Like Obstore, fsspec presents an abstraction layer that allows you to write code once to interface to multiple cloud providers. However, the abstracted API each presents is different. Obstore tries to mirror native object store APIs while fsspec tries to mirror a file-like API.

The upstream Rust library powering obstore, object_store, documents why it intentionally avoids a primary file-like API:

The ObjectStore interface is designed to mirror the APIs of object stores and not filesystems, and thus has stateless APIs instead of cursor based interfaces such as Read or Seek available in filesystems.

This design provides the following advantages:

  • All operations are atomic, and readers cannot observe partial and/or failed writes
  • Methods map directly to object store APIs, providing both efficiency and predictability
  • Abstracts away filesystem and operating system specific quirks, ensuring portability
  • Allows for functionality not native to filesystems, such as operation preconditions and atomic multipart uploads

Obstore's primary APIs, like get, put, and list, mirror such object store APIs. However, if you still need to use a file-like API, Obstore provides such APIs with open_reader and open_writer.

Obstore also includes a best-effort fsspec compatibility layer, which allows you to use obstore in applications that expect an fsspec-compatible API.

Performance

Beyond API design, performance can also be a consideration. Initial benchmarks show that obstore's async API can provide 9x higher throughput than fsspec's async API.

Obstore vs boto3

boto3 is the official Python client for working with AWS services, including S3.

boto3 supports all features of S3, including some features that obstore doesn't provide, like creating or deleting buckets.

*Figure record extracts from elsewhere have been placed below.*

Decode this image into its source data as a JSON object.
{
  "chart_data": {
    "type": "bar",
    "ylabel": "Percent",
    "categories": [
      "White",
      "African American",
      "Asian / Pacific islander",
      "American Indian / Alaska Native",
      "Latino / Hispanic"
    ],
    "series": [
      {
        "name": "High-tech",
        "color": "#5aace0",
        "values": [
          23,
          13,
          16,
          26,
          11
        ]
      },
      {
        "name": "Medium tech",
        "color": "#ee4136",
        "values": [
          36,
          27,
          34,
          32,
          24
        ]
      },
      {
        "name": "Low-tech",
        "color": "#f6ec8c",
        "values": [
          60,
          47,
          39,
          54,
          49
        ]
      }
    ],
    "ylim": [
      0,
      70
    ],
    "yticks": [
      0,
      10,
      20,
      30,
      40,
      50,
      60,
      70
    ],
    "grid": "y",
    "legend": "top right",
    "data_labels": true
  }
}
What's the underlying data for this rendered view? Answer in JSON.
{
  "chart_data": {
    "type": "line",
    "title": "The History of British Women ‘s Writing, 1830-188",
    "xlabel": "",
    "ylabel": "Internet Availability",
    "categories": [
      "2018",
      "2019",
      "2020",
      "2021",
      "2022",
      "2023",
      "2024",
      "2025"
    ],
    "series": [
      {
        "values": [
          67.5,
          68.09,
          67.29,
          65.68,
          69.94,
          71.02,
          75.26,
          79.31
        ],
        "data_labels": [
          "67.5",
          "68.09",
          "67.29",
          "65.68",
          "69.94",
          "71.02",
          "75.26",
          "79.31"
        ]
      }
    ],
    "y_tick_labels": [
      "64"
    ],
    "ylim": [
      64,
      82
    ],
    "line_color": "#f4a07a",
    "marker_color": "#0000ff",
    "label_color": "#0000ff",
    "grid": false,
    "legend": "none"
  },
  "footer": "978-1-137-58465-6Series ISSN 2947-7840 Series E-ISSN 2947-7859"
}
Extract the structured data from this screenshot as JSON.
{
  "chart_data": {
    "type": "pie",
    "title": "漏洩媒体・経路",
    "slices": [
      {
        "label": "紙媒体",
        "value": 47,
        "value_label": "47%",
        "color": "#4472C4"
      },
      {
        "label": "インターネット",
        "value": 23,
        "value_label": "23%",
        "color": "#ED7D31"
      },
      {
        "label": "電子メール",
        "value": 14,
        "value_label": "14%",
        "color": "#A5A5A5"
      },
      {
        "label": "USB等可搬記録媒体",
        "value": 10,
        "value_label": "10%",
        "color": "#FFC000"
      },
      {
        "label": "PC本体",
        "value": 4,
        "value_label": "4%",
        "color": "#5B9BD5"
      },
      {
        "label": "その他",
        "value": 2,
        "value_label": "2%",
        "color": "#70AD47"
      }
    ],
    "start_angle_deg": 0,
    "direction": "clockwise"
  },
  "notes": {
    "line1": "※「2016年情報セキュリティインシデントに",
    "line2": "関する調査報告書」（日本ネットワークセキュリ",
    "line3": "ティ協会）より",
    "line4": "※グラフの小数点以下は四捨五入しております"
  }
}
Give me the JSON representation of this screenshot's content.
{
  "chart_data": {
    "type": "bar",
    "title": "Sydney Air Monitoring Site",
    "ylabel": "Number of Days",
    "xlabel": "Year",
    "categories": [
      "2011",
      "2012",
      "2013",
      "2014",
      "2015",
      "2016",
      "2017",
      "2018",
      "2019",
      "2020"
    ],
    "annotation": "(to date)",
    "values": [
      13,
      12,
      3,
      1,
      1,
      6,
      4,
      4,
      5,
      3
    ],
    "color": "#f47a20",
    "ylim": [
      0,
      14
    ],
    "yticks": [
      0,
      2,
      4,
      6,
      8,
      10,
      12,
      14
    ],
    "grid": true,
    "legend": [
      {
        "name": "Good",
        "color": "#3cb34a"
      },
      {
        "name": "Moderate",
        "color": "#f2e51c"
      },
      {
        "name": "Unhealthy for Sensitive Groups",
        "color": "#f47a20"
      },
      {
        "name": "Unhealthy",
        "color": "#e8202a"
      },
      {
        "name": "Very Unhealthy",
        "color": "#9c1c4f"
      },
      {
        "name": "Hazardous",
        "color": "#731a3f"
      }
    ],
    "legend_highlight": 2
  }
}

However, boto3 is synchronous and specific to AWS. To support multiple clouds you'd need to use boto3 and another library and abstract away those differences yourself. With obstore you can interface with data in multiple clouds, changing only configuration settings.

Obstore vs aioboto3

aioboto3 is an async Python client for S3, wrapping boto3 and aiobotocore.

aioboto3 presents largely the same API as boto3, but async. As above, this means that it may support more S3-specific features than what obstore supports.

But it's still specific to AWS, and in early benchmarks we've measured obstore to provide significantly higher throughput than aioboto3.

Obstore vs Google Cloud Storage Python Client

The official Google Cloud Storage Python client uses requests as its HTTP client. This means that the GCS Python client supports only synchronous requests.

It also presents a Google-specific API, so you'd need to re-implement your code if you want to use multiple cloud providers.